Now that's more like it!

This entire entry is nerdy stuff about about baking bread, so I won't be in the least bit offended if you want to just skip to the next picture.
A few days ago I mentioned that I seemed to have lost the knack of producing sourdough bread with good ovenspring. I wondered if I was overworking the dough, leading to over-fermentation. I decided that on my next bake I would handle the dough a lot less, and see what happened.
On Saturday Roger and Livia gave me a Swedish baking book for my birthday, Bröd Bröd Bröd by Martin Johansson, and today I baked the first recipe from the book.
Now, it wasn't sourdough, but it used many of the same techniques and only a very small amount of yeast. It is also a no-kneading bread so the preparation involves a certain amount of waiting around, but very little work with the dough. So, it was just what I wanted to try.
I am very satisfied with the visual result. It looks very good, to me at least. I haven't actually tasted the product yet, or cut it open to check the crumb.  That will probably be at breakfast tomorrow.
There are a couple more points I need to remember...

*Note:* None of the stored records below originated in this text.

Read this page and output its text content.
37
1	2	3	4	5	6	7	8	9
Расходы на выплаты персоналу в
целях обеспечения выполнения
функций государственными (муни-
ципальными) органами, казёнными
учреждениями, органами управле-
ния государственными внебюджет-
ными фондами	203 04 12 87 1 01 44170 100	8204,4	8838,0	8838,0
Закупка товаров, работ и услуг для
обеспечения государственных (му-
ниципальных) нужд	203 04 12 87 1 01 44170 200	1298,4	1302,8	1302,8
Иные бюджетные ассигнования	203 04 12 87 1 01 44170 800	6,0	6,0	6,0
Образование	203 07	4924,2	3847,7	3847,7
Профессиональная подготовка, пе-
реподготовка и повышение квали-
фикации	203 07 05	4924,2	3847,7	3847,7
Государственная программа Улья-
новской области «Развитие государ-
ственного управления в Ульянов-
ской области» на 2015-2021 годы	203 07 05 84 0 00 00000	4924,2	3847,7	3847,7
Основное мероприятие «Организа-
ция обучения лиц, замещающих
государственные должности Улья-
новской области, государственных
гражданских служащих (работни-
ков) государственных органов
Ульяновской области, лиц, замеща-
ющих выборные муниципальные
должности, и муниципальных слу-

An added ingredient, not in the recipe, is 180g gooseberry jam, which had started to ferment and needed using up. This makes the dough sweeter than usual and the extra sugar may have led to the charred edge of the ear, where the bread opened up as it baked.
Most recipes say heat the oven to temperature 30 - 60 minutes before you bake. In these days of expensive energy Foodgeek did an experiment putting his sourdough into a cold oven and letting the bread bake as the oven warmed up. It worked really well!  My dough was placed into my oven at about 100°C as it warmed to 230°C (Inside an iron pot, a Dutch oven). It also worked fine, saving me time and electricity.
Okay, that's enough about home-baking, at least it makes a change from snow and forest!